Steve Wynn‘s been taking himself a mite too seriously of late, which makes me wonder whatever happened to this guy? At least the “hair helmet” look is a thing of the past. Sadly, so too is the Golden Nugget Atlantic City, which passed through many hands (including umpteen permutations of Hilton Gaming and, briefly, Harrah’s Entertainment) before falling into the dumpster that is Colony Capital.

Colony CEO Tom Barrack (successor to James Packer as Gaming’s Worst Investor) bought the erstwhile Nugget for a song, got way the hell upside down on his mortgage and there’s a serious likelihood that the A.C. Hilton could be forfeited to its creditors, just as Barrack’s Resorts Atlantic City was. One of Wynn’s strengths is that he doesn’t go cruising on Memory Lane but you have to wonder if his recent visit to Atlantic City — where he kicked the tires at Revel — was tinged with a certain bitterness at how low his old Boardwalk property has fallen.

(Thanks to Ian Sutton for the video clip.)

The new Stupak? Ming vases and cowb0y-themed slots? Prof. David G. Schwartz takes a stroll through the “comfortably anarchic” Treasure Island and muses upon the personal idiosyncrasies that Phil Ruffin has brought to the place (yet another Wynn legacy). Vegas needs an amiably eccentric casino owner and Ruffin bids fair to inherit the as-yet-unclaimed mantle of Bob Stupak. Like the quixotic Stupak, Ruffin is an operator in a town increasingly overrun by bean counters and property speculators.

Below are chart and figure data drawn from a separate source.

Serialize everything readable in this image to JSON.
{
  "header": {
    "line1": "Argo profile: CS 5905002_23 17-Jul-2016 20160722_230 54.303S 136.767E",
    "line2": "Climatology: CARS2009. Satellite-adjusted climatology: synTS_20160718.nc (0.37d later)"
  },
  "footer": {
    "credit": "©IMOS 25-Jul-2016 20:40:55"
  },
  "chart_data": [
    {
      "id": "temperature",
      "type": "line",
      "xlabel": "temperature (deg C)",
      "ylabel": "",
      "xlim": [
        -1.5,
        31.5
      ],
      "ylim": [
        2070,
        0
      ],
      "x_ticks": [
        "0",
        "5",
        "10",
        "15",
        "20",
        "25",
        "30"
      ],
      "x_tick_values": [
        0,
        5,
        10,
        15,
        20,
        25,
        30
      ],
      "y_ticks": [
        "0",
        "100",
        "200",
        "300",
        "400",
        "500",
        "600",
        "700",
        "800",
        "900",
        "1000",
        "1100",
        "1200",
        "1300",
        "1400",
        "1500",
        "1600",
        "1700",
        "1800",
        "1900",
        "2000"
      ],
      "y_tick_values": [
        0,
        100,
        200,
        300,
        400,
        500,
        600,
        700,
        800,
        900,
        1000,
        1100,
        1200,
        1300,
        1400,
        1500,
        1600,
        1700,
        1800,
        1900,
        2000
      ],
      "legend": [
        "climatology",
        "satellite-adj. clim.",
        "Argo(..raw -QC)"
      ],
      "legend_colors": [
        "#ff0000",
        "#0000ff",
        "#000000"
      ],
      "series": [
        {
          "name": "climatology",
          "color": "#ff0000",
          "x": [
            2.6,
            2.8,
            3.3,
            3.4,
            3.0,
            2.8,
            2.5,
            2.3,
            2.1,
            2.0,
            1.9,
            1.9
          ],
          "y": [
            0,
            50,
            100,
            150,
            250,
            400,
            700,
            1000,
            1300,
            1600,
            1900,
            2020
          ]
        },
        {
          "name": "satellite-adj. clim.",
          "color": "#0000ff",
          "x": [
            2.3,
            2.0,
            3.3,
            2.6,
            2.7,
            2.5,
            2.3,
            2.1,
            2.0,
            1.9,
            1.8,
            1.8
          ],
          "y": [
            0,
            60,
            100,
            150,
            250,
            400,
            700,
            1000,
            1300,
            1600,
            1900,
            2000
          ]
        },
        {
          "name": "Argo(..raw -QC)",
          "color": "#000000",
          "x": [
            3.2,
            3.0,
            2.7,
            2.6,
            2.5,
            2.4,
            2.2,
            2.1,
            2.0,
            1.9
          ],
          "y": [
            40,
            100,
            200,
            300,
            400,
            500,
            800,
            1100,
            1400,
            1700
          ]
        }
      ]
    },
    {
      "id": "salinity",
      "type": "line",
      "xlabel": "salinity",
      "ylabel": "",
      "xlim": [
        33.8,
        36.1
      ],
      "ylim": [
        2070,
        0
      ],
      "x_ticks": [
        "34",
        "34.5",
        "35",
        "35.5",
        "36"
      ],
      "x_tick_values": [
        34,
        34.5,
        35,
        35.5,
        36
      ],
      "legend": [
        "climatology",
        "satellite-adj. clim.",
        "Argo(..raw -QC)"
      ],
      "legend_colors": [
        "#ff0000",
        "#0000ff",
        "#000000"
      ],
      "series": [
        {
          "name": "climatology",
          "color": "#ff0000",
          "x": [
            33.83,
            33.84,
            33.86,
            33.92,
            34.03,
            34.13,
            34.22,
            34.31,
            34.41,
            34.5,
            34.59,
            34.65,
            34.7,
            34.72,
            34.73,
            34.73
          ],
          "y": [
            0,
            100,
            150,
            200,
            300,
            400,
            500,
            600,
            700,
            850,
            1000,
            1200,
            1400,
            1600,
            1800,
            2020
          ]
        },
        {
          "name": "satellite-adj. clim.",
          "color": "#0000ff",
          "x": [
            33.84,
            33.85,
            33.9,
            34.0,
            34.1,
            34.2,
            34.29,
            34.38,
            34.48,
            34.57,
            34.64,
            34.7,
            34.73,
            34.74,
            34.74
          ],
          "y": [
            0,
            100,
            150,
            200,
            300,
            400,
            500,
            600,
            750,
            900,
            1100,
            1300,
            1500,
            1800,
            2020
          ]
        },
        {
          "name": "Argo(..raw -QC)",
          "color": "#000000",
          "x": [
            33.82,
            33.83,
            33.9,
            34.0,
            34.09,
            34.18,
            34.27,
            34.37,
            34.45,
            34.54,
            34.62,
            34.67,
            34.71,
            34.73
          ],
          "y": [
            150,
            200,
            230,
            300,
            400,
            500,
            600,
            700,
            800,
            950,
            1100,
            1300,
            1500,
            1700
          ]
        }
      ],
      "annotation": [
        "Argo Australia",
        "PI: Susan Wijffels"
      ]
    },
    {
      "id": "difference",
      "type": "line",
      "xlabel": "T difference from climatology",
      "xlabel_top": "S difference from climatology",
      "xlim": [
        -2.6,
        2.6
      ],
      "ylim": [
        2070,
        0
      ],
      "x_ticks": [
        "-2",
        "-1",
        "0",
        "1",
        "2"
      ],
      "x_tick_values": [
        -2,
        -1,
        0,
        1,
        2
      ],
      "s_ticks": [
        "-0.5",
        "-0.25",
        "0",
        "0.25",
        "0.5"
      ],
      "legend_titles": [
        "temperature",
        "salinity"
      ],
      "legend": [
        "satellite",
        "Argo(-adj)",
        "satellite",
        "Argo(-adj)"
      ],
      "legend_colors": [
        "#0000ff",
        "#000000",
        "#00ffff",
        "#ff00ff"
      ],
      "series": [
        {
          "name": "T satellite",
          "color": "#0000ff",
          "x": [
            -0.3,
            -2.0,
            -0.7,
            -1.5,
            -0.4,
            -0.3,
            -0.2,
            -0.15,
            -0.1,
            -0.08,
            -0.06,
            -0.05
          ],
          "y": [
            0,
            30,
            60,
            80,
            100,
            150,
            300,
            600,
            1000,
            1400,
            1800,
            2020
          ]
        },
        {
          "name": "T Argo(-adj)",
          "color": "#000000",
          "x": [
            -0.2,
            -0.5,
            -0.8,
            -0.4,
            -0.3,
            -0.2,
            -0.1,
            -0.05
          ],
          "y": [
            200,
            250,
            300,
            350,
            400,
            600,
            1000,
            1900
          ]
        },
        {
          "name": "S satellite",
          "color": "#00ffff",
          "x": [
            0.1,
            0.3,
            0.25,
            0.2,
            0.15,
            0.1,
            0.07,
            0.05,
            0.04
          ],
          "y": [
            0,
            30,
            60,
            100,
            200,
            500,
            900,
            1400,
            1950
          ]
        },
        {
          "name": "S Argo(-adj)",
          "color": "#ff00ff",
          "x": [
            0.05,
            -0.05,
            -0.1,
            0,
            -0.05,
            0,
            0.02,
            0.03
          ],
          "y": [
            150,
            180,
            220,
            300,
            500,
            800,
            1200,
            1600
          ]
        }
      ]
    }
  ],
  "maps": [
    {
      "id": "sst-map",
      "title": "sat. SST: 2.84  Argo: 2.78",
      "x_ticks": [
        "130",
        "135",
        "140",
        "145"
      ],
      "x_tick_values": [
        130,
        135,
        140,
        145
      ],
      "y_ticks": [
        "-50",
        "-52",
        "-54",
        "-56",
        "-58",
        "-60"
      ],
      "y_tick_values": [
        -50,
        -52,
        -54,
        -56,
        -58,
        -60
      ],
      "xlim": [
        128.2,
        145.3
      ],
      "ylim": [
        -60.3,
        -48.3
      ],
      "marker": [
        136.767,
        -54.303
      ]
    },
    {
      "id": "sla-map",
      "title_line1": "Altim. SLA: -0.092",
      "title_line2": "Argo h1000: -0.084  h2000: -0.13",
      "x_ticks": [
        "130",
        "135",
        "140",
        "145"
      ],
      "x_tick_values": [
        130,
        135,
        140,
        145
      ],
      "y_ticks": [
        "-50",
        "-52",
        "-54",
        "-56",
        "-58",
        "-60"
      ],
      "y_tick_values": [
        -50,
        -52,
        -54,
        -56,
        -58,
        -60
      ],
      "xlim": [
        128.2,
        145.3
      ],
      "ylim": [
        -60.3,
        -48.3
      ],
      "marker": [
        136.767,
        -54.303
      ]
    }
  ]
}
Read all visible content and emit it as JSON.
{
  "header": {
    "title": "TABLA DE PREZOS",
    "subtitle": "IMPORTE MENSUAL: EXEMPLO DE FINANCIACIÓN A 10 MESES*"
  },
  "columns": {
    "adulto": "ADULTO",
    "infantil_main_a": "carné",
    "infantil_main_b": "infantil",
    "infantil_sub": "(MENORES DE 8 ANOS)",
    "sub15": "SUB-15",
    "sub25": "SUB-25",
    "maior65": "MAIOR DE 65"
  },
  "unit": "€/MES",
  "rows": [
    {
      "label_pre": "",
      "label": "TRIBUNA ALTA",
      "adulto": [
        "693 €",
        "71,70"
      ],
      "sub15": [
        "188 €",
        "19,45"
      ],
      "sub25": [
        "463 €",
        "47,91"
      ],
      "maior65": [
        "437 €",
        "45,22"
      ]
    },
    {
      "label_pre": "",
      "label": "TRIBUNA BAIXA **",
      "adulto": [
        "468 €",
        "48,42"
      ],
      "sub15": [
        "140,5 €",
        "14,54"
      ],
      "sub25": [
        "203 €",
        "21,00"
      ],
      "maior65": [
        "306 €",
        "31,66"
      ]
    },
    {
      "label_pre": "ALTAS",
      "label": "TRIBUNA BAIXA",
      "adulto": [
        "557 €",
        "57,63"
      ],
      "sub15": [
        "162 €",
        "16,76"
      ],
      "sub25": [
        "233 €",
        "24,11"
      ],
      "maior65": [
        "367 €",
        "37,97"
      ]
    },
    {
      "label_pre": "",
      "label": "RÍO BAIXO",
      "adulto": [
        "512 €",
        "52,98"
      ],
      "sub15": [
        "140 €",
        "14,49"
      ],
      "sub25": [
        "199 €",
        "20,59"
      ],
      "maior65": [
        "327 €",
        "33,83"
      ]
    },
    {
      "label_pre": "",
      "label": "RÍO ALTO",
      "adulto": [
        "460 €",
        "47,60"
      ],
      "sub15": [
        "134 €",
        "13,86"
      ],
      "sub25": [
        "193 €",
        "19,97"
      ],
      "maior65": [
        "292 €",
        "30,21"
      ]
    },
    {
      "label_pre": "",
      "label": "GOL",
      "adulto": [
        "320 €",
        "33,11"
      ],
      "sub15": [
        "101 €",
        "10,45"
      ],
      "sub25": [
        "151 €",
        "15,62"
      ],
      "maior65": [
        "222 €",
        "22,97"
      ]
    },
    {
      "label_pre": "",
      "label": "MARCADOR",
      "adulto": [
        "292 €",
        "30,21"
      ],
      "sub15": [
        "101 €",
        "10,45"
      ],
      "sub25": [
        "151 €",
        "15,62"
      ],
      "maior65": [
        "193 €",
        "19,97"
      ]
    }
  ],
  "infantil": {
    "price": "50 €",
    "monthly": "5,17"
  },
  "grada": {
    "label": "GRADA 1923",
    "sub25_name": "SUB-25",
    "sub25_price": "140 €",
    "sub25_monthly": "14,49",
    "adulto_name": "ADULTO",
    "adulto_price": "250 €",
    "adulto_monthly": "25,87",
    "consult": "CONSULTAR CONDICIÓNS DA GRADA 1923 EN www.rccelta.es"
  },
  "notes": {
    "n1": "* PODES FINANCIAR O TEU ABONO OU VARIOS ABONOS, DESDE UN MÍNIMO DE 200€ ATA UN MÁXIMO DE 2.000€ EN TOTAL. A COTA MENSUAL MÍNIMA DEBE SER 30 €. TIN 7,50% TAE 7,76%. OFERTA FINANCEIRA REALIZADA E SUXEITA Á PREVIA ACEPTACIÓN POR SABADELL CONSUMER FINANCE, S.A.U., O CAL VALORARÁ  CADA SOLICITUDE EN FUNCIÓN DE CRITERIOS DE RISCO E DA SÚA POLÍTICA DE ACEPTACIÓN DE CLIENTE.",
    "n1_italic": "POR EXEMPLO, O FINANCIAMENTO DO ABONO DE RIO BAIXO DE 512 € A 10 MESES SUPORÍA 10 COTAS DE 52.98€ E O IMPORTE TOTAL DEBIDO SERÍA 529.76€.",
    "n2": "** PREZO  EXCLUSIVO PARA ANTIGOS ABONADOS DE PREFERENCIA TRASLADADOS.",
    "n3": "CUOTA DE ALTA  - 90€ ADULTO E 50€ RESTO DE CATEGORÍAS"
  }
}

(Schwartz, by the way, may be the most powerful journalist in town not named Jon Ralston. If the Las Vegas Business Press doesn’t like it that he’s writing for the Las Vegas Weekly or the latter sees his byline in rival Vegas Seven, that’s just too bad. Writers with that degree of carte blanche in Vegas are damn few and fortunate. Bravo, Dr. Schwartz!)